I set it aside, because that was what I did. I didn’t think about it. I’d spent bloody years thinking about it, and years were enough. Indulging in emotion over things you couldn’t help was nothing but a waste of time and energy anyway, and I preferred to keep my time and energy focused where they could do me some good. On where I had the control. The moment you let yourself care, you gave the other person the power, and I didn’t give away my power. Not anymore. I knew too well what it felt like, how it weakened you.
Because when my mum had taken Ana with her and left me with my dad...I hadn’t just thought about it. I’d been gutted. I’d even, to my shame, cried. Although not when she’d told me. Then, I’d been numb.
“Because you’re twelve,” she’d said when I’d come home from school to find her packing. “Better off with your dad, aren’t you. And I’ll see you, summers.”
“S-summers?” It was September, and summer had been long months away.
“Christmas,” she’d promised. “You can come to Brisbane. And you’ll be better off with your dad, staying at your school. Hardly notice I’m gone, will you, as little time as you’re home, what with the school and the rugby and all.”

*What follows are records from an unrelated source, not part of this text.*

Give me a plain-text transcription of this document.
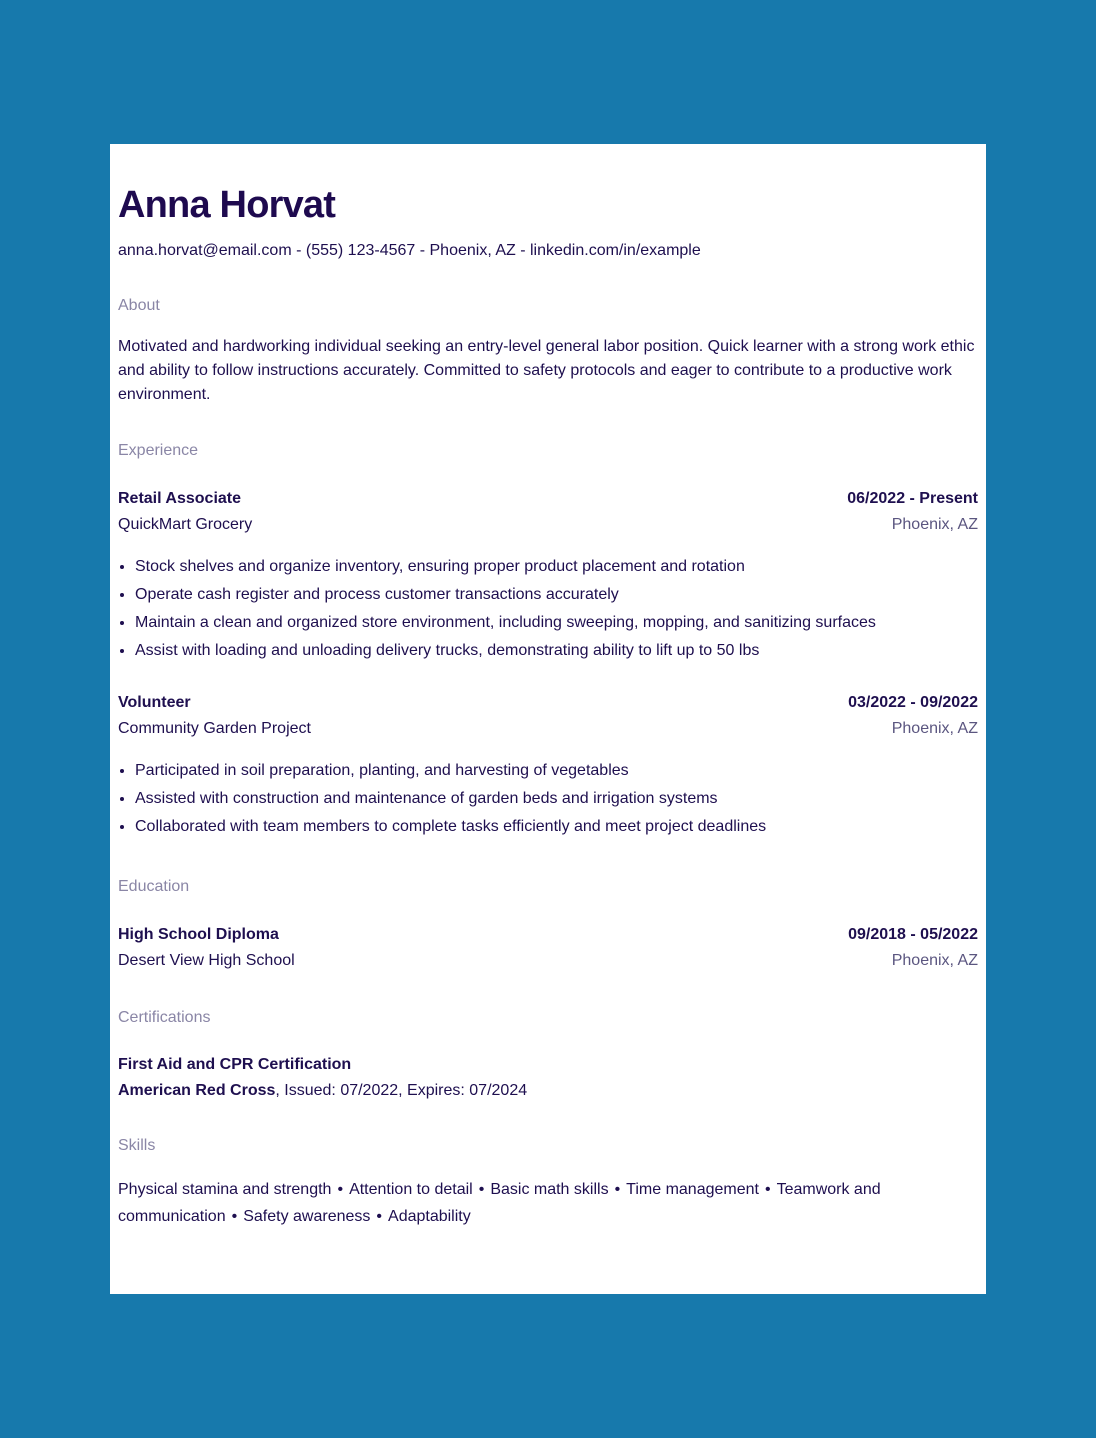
Anna Horvat
anna.horvat@email.com - (555) 123-4567 - Phoenix, AZ - linkedin.com/in/example
About
Motivated and hardworking individual seeking an entry-level general labor position. Quick learner with a strong work ethic and ability to follow instructions accurately. Committed to safety protocols and eager to contribute to a productive work environment.
Experience
Retail Associate	06/2022 - Present
QuickMart Grocery	Phoenix, AZ
• Stock shelves and organize inventory, ensuring proper product placement and rotation
• Operate cash register and process customer transactions accurately
• Maintain a clean and organized store environment, including sweeping, mopping, and sanitizing surfaces
• Assist with loading and unloading delivery trucks, demonstrating ability to lift up to 50 lbs
Volunteer	03/2022 - 09/2022
Community Garden Project	Phoenix, AZ
• Participated in soil preparation, planting, and harvesting of vegetables
• Assisted with construction and maintenance of garden beds and irrigation systems
• Collaborated with team members to complete tasks efficiently and meet project deadlines
Education
High School Diploma	09/2018 - 05/2022
Desert View High School	Phoenix, AZ
Certifications
First Aid and CPR Certification
American Red Cross, Issued: 07/2022, Expires: 07/2024
Skills
Physical stamina and strength • Attention to detail • Basic math skills • Time management • Teamwork and communication • Safety awareness • Adaptability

No,I’d wanted to shout. No. I’ll notice you’re gone. Please take me with you. Don’t leave me here with him. But I hadn’t said it. I hadn’t wanted to beg even then. Or maybe I’d known that it wouldn’t have made any difference. I’d have humiliated myself for nothing.
Now, I understood that it hadn’t been about me. It had been about Benji. The new fella. Benji hadn’t minded Ana, but a pretty eight-year-old girl was an entirely different prospect than a hostile, suspicious twelve-year-old boy. And my mum had chosen Benji, because what I’d told Hope was true. Mums left, too. Mums left, and didn’t care what they were leaving you with.
None of which I wanted to think about. So I set it all out of my mind along with Hope, went back home to get something done after wasting most of my day, and, at five, opened the door to Eugene for my workout.
“Little bit better today,” he grunted thirty minutes later as we took a break. “That campaign of yours working out, then?”
“What? Yeh,” I said with surprise. He never asked me about the job. “We’ll kick it off in Paris.”
“Nah, man. I didn’t mean that one. I meant Miss Little Bit.”